As already indicated at the outset of this memorandum opinion and order, the Court denies both McAnally’s motion for judgment of acquittal on each of the nine counts and McAnally’s motion for a new trial on Counts 7, 8 and 9.

. There were essentially two sets of transactions involved in the nine counts. One set, involving three cashier’s checks of North Point State Bank (the “Bank”) caused to be issued by McAnally, was the basis for Counts 1, 2 and 3, charging violations of 18 U.S.C. § 656 (“Section 656” or the “misapplication of bank funds” section). Three other cashier’s checks gave rise to Counts 4, 5 and 6, also charging violations of the misapplication of bank funds section. Finally, allegedly false entries on the Bank’s Installment Loan Log, stemming from the same loans that led to the charges in Counts 4, 5 and 6, were the predicate for Counts 7, 8 and 9, charging violations of 18 U.S.C. § 1005 (“Section 1005” or the “false entries” section).

. There was substantial added corroborative evidence to support the same conclusion. Under the test of viewing evidence in the light most favorable to the government, however, it is unnecessary to review such further evidence. Tedtman’s testimony directly incriminated McAnally and was sufficient in itself to establish his guilt beyond a reasonable doubt.

. It may be noted that the three actual cashier’s checks in December 1976 were for $11,000, $9,000 and $9,000 — one thus being in excess of McAnally’s lending authority of $10,000 in any one transaction. When the new notes were executed in February 1977 with no new money being disbursed, the amounts on the new notes were changed to $10,000, $10,000 and $9,000, further independently confirming McAnally’s knowledge of the irregularity of the transaction.

. Brown testified that he knew of no directive to Bank officers as to the reporting of accommodation notes, but that he knew of no such transactions in which the Bank was involved. On the evidence outlined above, the jury could justifiably have determined that the three February 1977 notes were simply improper and fraudulent rather than “accommodation notes” in the normal sense of that term.

. That sentence came at the conclusion and as part of the following instruction on intent agreed upon by counsel for the government and McAnally:
It is reasonable to infer that a person ordinarily intends the natural and probable consequences of his knowing acts. The jury may, but is not required to, draw the inference and find that the defendant intended all of the consequences which one standing in like circumstances and possessing like knowledge would reasonably have expected to result from any intentional act or conscious omission.
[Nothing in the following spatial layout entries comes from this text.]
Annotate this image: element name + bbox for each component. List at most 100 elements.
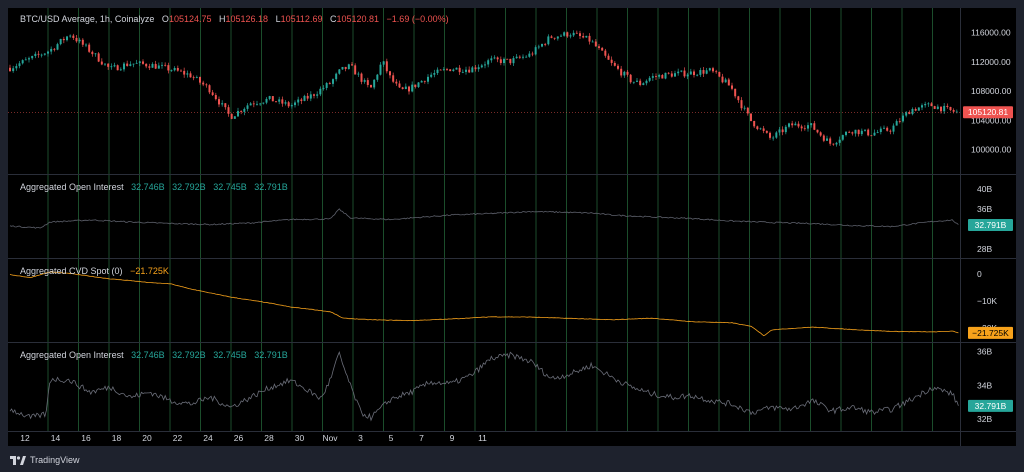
candle-body [161, 64, 163, 66]
candle-body [943, 105, 946, 112]
candle-body [784, 126, 787, 133]
candle-body [104, 63, 106, 65]
candle-body [566, 32, 569, 37]
candle-body [575, 32, 578, 34]
candle-body [601, 47, 604, 51]
candle-body [727, 79, 730, 86]
candle-body [433, 73, 436, 75]
candle-body [883, 127, 885, 129]
oi-title-2[interactable]: Aggregated Open Interest [20, 350, 124, 360]
candle-body [620, 68, 623, 76]
time-axis-tick: 26 [234, 433, 244, 443]
candle-body [465, 69, 467, 72]
cvd-title[interactable]: Aggregated CVD Spot (0) [20, 266, 123, 276]
candle-body [69, 35, 72, 37]
candle-body [607, 55, 610, 60]
candle-body [905, 112, 908, 116]
tradingview-logo-icon [10, 455, 26, 465]
time-axis-tick: Nov [322, 433, 338, 443]
oi-value-1c: 32.745B [213, 182, 247, 192]
candle-body [268, 96, 271, 99]
candle-body [471, 67, 474, 73]
cvd-pane-series-line [9, 271, 959, 337]
oi-pane-2-last-label: 32.791B [975, 401, 1007, 411]
candle-body [699, 70, 702, 75]
time-axis-tick: 11 [478, 433, 487, 443]
oi-title-1[interactable]: Aggregated Open Interest [20, 182, 124, 192]
candle-body [487, 60, 490, 65]
candle-body [183, 70, 186, 75]
candle-body [525, 56, 528, 58]
candle-body [563, 32, 566, 36]
ohlc-low: L105112.69 [275, 14, 323, 24]
candle-body [746, 107, 749, 114]
candle-body [835, 142, 838, 145]
candle-body [610, 59, 613, 63]
candle-body [598, 46, 600, 48]
candle-body [164, 64, 167, 66]
candle-body [534, 47, 537, 55]
candle-body [97, 53, 100, 62]
candle-body [458, 67, 461, 73]
candle-body [803, 128, 806, 130]
oi-pane-2-axis-tick: 36B [977, 347, 992, 357]
candle-body [110, 66, 113, 68]
candle-body [313, 94, 315, 96]
candle-body [788, 123, 790, 127]
candle-body [702, 70, 705, 74]
candle-body [791, 123, 794, 126]
candle-body [480, 65, 483, 68]
chart-svg[interactable]: 116000.00 112000.00 108000.00 104000.00 1000… [8, 8, 1016, 446]
candle-body [338, 69, 341, 74]
candle-body [78, 39, 81, 42]
candle-body [848, 131, 851, 133]
candle-body [449, 69, 452, 72]
candle-body [126, 63, 129, 66]
ohlc-change: −1.69 (−0.00%) [386, 14, 449, 24]
candle-body [72, 35, 75, 38]
candle-body [924, 103, 927, 106]
time-axis-tick: 12 [20, 433, 30, 443]
candle-body [9, 67, 11, 72]
candle-body [781, 129, 784, 133]
oi-value-2c: 32.745B [213, 350, 247, 360]
candle-body [430, 74, 433, 77]
candle-body [936, 106, 939, 109]
candle-body [902, 115, 904, 122]
candle-body [797, 123, 800, 127]
cvd-value: −21.725K [130, 266, 169, 276]
chart-area[interactable]: 116000.00 112000.00 108000.00 104000.00 1000… [8, 8, 1016, 446]
candle-body [40, 54, 43, 56]
candle-body [661, 75, 664, 79]
candle-body [208, 85, 211, 93]
candle-body [316, 94, 319, 96]
candle-body [639, 80, 642, 85]
oi-pane-1-last-label: 32.791B [975, 220, 1007, 230]
candle-body [854, 129, 857, 134]
candle-body [151, 63, 154, 68]
cvd-pane-last-badge [968, 326, 1013, 339]
candle-body [233, 116, 236, 119]
candle-body [142, 61, 144, 64]
candle-body [15, 66, 18, 69]
candle-body [154, 63, 157, 69]
candle-body [395, 81, 398, 84]
tradingview-footer[interactable]: TradingView [10, 455, 80, 465]
candle-body [522, 56, 524, 58]
candle-body [211, 92, 214, 96]
candle-body [794, 123, 797, 126]
candle-body [670, 73, 673, 77]
candle-body [132, 63, 135, 65]
candle-body [655, 76, 657, 77]
candle-body [37, 53, 40, 55]
time-axis-tick: 18 [112, 433, 122, 443]
candle-body [537, 46, 540, 48]
candle-body [173, 67, 176, 71]
candle-body [129, 64, 132, 66]
candle-body [420, 80, 423, 83]
symbol-label[interactable]: BTC/USD Average, 1h, Coinalyze [20, 14, 155, 24]
candle-body [306, 95, 309, 99]
candle-body [816, 129, 819, 133]
price-legend: BTC/USD Average, 1h, Coinalyze O105124.7… [20, 14, 454, 24]
candle-body [750, 113, 752, 121]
Any such inference drawn is entitled to be considered by the jury in determining whether or not the government has proved beyond a reasonable doubt that the defendant possessed the requisite criminal intent.
In turn, that instruction came immediately after the following instruction adapted from Devitt & Blackmar, Federal Jury Practice and Instructions § 50.11 (3d ed. 1977), also agreed upon by both counsel:
An entry in a book maintained at a bank is false if it is untrue and is known to be untrue by the person causing the entry to be made. An entry may be false if it records a transaction which did not occur or inaccurately reports or records a transaction.